Ik staar naar mijn televisie en dan naar mijn nicht. Ze staart met grote ogen terug. Het is ons gelukt! Ganon is verslagen, Zelda is gered en Hyrule is bevrijd. Ik ben ook bevrijd - van mijn "Zelda" trauma. En mijn geliefde nichtje? Zij heeft meer dan een XXL pizza op mij.
Nu ben ik genezen. Ik heb "A Link to the Past" sindsdien niet meer aangeraakt en dat ga ik ook niet meer doen. Het spel is voorbij voor mij. Er valt niets meer te halen.
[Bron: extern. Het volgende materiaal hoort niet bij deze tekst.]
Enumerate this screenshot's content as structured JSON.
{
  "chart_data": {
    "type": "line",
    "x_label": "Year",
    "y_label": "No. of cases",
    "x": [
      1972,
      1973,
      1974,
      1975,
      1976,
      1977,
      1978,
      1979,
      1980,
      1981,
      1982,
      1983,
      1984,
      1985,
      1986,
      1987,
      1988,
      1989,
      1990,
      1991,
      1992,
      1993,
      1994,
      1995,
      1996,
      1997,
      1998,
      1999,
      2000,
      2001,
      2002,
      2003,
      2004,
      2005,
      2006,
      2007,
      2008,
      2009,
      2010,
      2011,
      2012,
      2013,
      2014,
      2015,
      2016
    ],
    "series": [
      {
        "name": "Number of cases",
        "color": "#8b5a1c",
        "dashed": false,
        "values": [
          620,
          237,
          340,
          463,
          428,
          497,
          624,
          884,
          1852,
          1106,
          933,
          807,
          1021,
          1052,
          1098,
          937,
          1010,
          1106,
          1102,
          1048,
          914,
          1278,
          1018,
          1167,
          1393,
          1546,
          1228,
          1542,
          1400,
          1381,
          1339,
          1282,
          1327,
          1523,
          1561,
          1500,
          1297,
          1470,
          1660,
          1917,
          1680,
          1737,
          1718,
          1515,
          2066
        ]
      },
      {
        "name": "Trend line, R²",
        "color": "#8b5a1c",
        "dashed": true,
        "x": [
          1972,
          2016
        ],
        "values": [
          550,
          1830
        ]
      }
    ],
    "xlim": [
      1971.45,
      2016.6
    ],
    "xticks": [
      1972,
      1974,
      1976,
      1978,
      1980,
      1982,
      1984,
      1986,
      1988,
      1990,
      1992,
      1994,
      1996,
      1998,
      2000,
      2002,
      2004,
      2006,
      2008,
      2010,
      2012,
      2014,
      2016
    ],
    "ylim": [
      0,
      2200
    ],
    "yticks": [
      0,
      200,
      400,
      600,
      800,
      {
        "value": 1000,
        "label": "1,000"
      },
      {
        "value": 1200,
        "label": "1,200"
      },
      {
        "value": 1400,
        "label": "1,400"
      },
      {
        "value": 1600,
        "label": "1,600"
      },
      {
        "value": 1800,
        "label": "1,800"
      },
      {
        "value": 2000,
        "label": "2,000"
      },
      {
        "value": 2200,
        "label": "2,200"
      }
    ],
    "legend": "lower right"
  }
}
Wat is nieuw: Ik ben een fan van "Zelda"! Ik hou van de manier waarop het spel strategie, vaardigheid en doorzettingsvermogen beloont. En dat ik niet "gewoon" hoef te rennen en springen zoals in "Super Mario Bros". Daarom probeer ik waarschijnlijk ook het nieuwe spel "The Legend of Zelda: Echoes of Wisdom" uit. Maar daarover meer in een ander artikel.
Het einde.
Als kind werd ik gesocialiseerd met Mario Kart op de SNES, voordat ik na de middelbare school in de journalistiek belandde. Als teamleider bij Galaxus ben ik verantwoordelijk voor het nieuws. Trekkie en ingenieur.